Moncton, Nouveau-Brunswick

Lundi matin, nous enfourchons notre bagnole-pas-à-nous, et nous embarquons vers Moncton, à partir de Carleton-sur-mer, juste pour voir à quoi ça ressemble.

Eh bien je vais vous dire, c’est comme faire quatre heures de voiture et se ramasser à Saint-Jean-sur-Richelieu: c’est beau, mais ça n’a pas le choix d’être décevant.

PS: on peut toujours écouter cette chanson pas du tout gentille de Mononc Serge pour se consoler.

Décalage communicationnel

À Carleton (ou Carleton-sur-mer, ça fait plus pompeux), le Devoir arrive en même temps que le Journal de Québec et le Soleil, vers 10:30 le matin, et la Presse arrive le lendemain de sa publication. Disons que mes rôties au beurre d’arachide (ça ressemble un peu à des toasts au beurre de pinotte) se sentent très seules. Par contre, le homard a pas mal moins de chemin à faire jusque dans mon assiette…

Heureusement, au moins trois cafés / restaurants offrent l’accès à internet sans fil. C’est plus que dans mon coin de la Petite-Patrie, et le paysage est plus… hmmm… dépaysant:

Vue sur la mer en Gaspésie

P.S. je ne serai pas au Yulblog…

Google Gears, ça peut être pratique

Je pars la semaine prochaine passer mon mois annuel (pensez-y, ça se peut un “mois annuel”) en Gaspésie: manger du homard, boire du vin en jouant à Quelques arpents de piège, lire dans un hamac, et accessoirement, terminer mon mémoire.
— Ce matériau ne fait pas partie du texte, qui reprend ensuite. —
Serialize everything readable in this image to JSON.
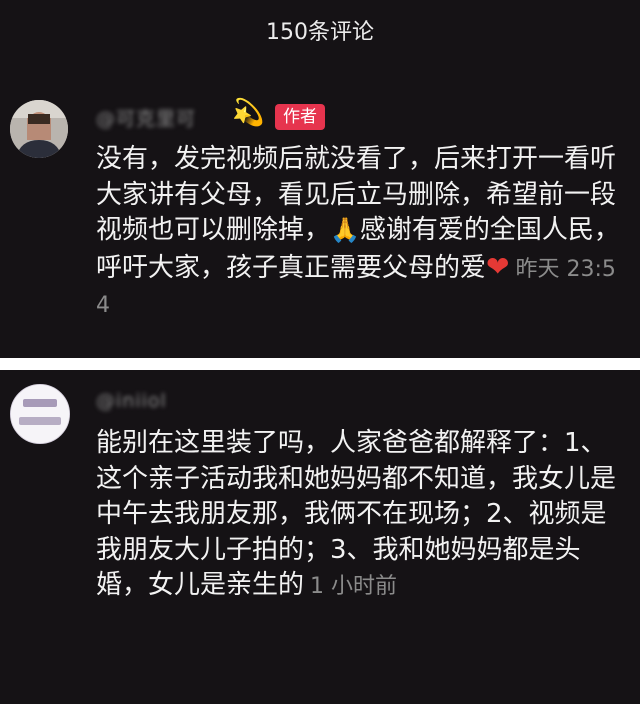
{
  "header": {
    "title": "150条评论"
  },
  "comments": [
    {
      "username": "@可克里可",
      "emoji": "💫",
      "badge": "作者",
      "text": "没有，发完视频后就没看了，后来打开一看听大家讲有父母，看见后立马删除，希望前一段视频也可以删除掉，",
      "text_after_emoji": "感谢有爱的全国人民，呼吁大家，孩子真正需要父母的爱",
      "pray_emoji": "🙏",
      "heart_emoji": "❤",
      "time": "昨天 23:54"
    },
    {
      "username": "@iniiol",
      "text": "能别在这里装了吗，人家爸爸都解释了：1、这个亲子活动我和她妈妈都不知道，我女儿是中午去我朋友那，我俩不在现场；2、视频是我朋友大儿子拍的；3、我和她妈妈都是头婚，女儿是亲生的",
      "time": "1 小时前"
    }
  ],
  "colors": {
    "background": "#151215",
    "badge": "#e6344e",
    "text": "#f2f2f2",
    "meta": "#8b8b8b"
  },
  "icons": [
    "dizzy-emoji-icon",
    "pray-emoji-icon",
    "heart-emoji-icon"
  ]
}
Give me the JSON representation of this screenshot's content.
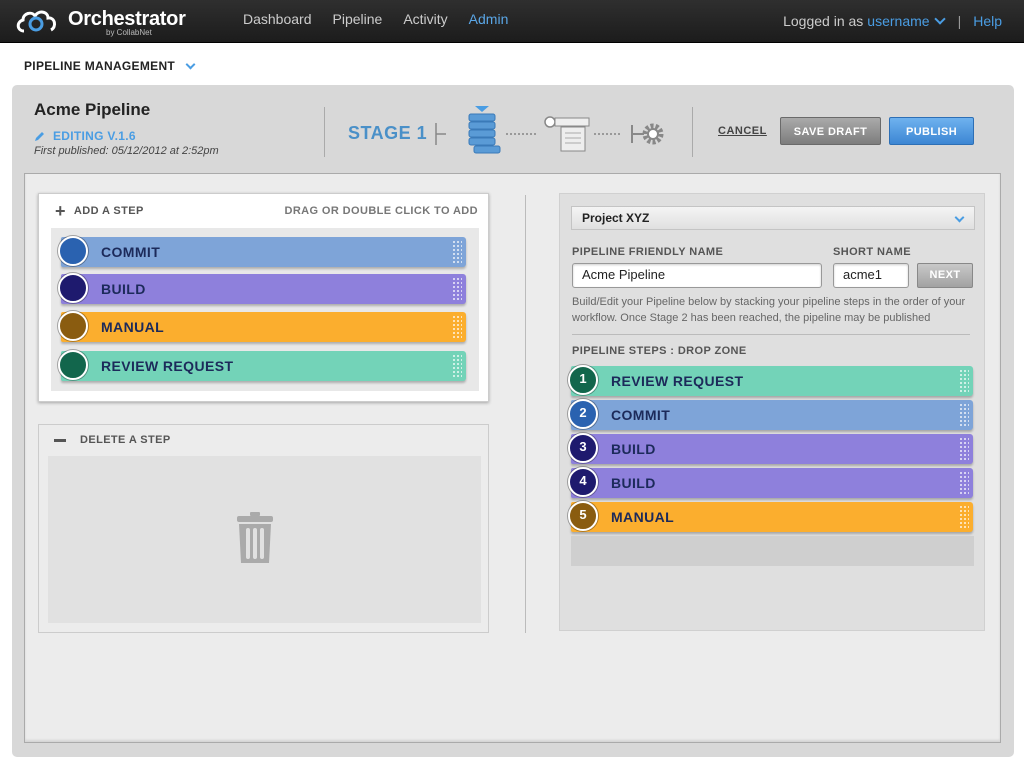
{
  "app": {
    "title": "Orchestrator",
    "subtitle": "by CollabNet"
  },
  "nav": [
    {
      "label": "Dashboard",
      "active": false
    },
    {
      "label": "Pipeline",
      "active": false
    },
    {
      "label": "Activity",
      "active": false
    },
    {
      "label": "Admin",
      "active": true
    }
  ],
  "user": {
    "prefix": "Logged in as",
    "username": "username",
    "separator": "|",
    "help": "Help"
  },
  "section": {
    "title": "PIPELINE MANAGEMENT"
  },
  "pipeline": {
    "name": "Acme Pipeline",
    "editing": "EDITING V.1.6",
    "published": "First published: 05/12/2012 at 2:52pm",
    "stage": "STAGE 1"
  },
  "actions": {
    "cancel": "CANCEL",
    "save_draft": "SAVE DRAFT",
    "publish": "PUBLISH"
  },
  "add_step": {
    "title": "ADD A STEP",
    "hint": "DRAG OR DOUBLE CLICK TO ADD",
    "steps": [
      {
        "label": "COMMIT",
        "color": "#7ea4d8",
        "circle": "#2a62b0"
      },
      {
        "label": "BUILD",
        "color": "#8e80dc",
        "circle": "#1e1a6e"
      },
      {
        "label": "MANUAL",
        "color": "#fbae2e",
        "circle": "#8a5c10"
      },
      {
        "label": "REVIEW REQUEST",
        "color": "#73d3b8",
        "circle": "#12664c"
      }
    ]
  },
  "delete_step": {
    "title": "DELETE A STEP"
  },
  "form": {
    "project": "Project XYZ",
    "friendly_name_label": "PIPELINE FRIENDLY NAME",
    "friendly_name_value": "Acme Pipeline",
    "short_name_label": "SHORT NAME",
    "short_name_value": "acme1",
    "next": "NEXT",
    "description": "Build/Edit your Pipeline below by stacking your pipeline steps in the order of your workflow. Once Stage 2 has been reached, the pipeline may be published",
    "drop_zone_label": "PIPELINE STEPS : DROP ZONE"
  },
  "pipeline_steps": [
    {
      "num": "1",
      "label": "REVIEW REQUEST",
      "color": "#73d3b8",
      "circle": "#12664c"
    },
    {
      "num": "2",
      "label": "COMMIT",
      "color": "#7ea4d8",
      "circle": "#2a62b0"
    },
    {
      "num": "3",
      "label": "BUILD",
      "color": "#8e80dc",
      "circle": "#1e1a6e"
    },
    {
      "num": "4",
      "label": "BUILD",
      "color": "#8e80dc",
      "circle": "#1e1a6e"
    },
    {
      "num": "5",
      "label": "MANUAL",
      "color": "#fbae2e",
      "circle": "#8a5c10"
    }
  ]
}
Sauf qu’Internet n’est pas tellement de bonne qualité à Carleton. De temps en temps donc, nous allons au petit café fort sympa de la place pour se brancher au réseau des réseaux (ils ont le wifi gratuit, quand même).

Cette année, nous pourrons aller droit au but en ne s’enfargeant pas dans les fils RSS non lus grâce au tout frais Google Gears qui permettra entre autres d’utiliser Google Reader localement. Nous pourrons donc lire lesdits fils RSS directement de notre villa de 100 pieds carrés, avec un verre du vin précédemment mentionné à la main, et la mer comme décor. N’est-ce pas merveilleux ?

Oui, bien sûr… sauf dans le cas des chiens sales comme moi qui n’offrent qu’un résumé de leurs billets en RSS.